Beyond plunging the nation into a quagmire of ethnic tension, Ethiopia’s ongoing Tigray conflict has become the catalyst for a potentially greater crisis: an outbreak of disease. This is the dire warning sounded recently by the World Health Organization (WHO).
Amid threats of secession by the Tigrayan leadership, Ethiopia’s government launched a military strike against the region in November, causing a major break in the flow of humanitarian aid. This has caused severe disruption in essential health services in the area, with disastrous consequences.
Between January & November of 2020, over 9,000 cases of malaria were reported within the region, with over 4,000 cases of measles diagnosed in children. During the same period, over 6, 700 cases of Covid-19 were reported, with 47 deaths. According to WHO estimates, over 4.5 million people in the region require assistance. Half of these are children.
Many hospitals & clinics are only partially functioning, say observers. And with the UN & other humanitarian agencies given only limited access to the area, the need for essential healthcare services is dire. Health experts warn that without urgent intervention, future outbreaks of disease can be expected. In addition to more incidences of Covid-19, malaria & measles, the spread of yellow fever & meningitis are also likely, they say.
Moreover, the threat of starvation looms large over the region, exacerbating the dangers of disease. The Tigrayan conflict is one which is all too familiar for Pascal Mukadi, a healthcare entrepreneur with business & philanthropic interests across Africa. He warns that, unless Africa develops stronger mechanisms for dealing with conflict, its healthcare systems will remain one of the greatest threats to its development.
“Over 60 years since the dawn of independence on the continent, Africa remains chained by our inability to resolve our differences” says Mukadi, founder of the Pascal Mukadi Foundation (PMF), an NGO.
“Because of this, we are literally destroying the lives of our people – mind & body. We’ll never
achieve our potential until we rid ourselves of this tendency.”
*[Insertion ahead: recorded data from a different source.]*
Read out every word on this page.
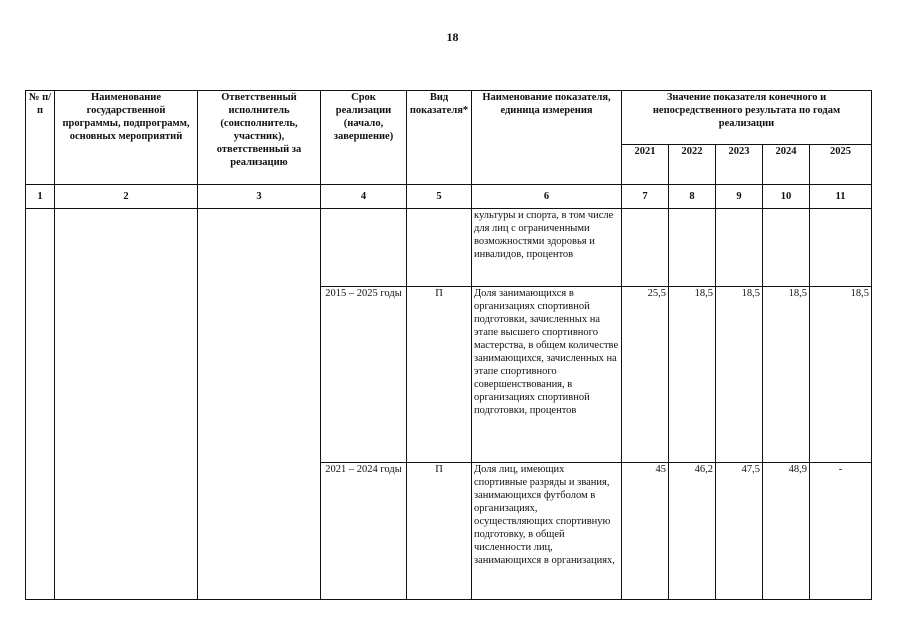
18
№ п/п	Наименование государственной программы, подпрограмм, основных мероприятий	Ответственный исполнитель (соисполнитель, участник), ответственный за реализацию	Срок реализации (начало, завершение)	Вид показателя*	Наименование показателя, единица измерения	Значение показателя конечного и непосредственного результата по годам реализации				
						2021	2022	2023	2024	2025
1	2	3	4	5	6	7	8	9	10	11
					культуры и спорта, в том числе для лиц с ограниченными возможностями здоровья и инвалидов, процентов					
			2015 – 2025 годы	П	Доля занимающихся в организациях спортивной подготовки, зачисленных на этапе высшего спортивного мастерства, в общем количестве занимающихся, зачисленных на этапе спортивного совершенствования, в организациях спортивной подготовки, процентов	25,5	18,5	18,5	18,5	18,5
			2021 – 2024 годы	П	Доля лиц, имеющих спортивные разряды и звания, занимающихся футболом в организациях, осуществляющих спортивную подготовку, в общей численности лиц, занимающихся в организациях,	45	46,2	47,5	48,9	-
Through PMF, Mukadi seeks to develop & strengthen healthcare systems across Africa by promoting investment, skills transfer & leadership. In collaboration with governments, businesses & academic institutions, he implements public-private partnerships across the continent. He looks forward to working with Ethiopia to develop its healthcare infrastructure.
“Ethiopia will be one an economic engine for East Africa, and a key player on the continent” says Mukadi. “We can’t allow that destiny to be delayed or hampered in any way.”
“As PMF, we’re looking forward to partnering with this dynamic country.”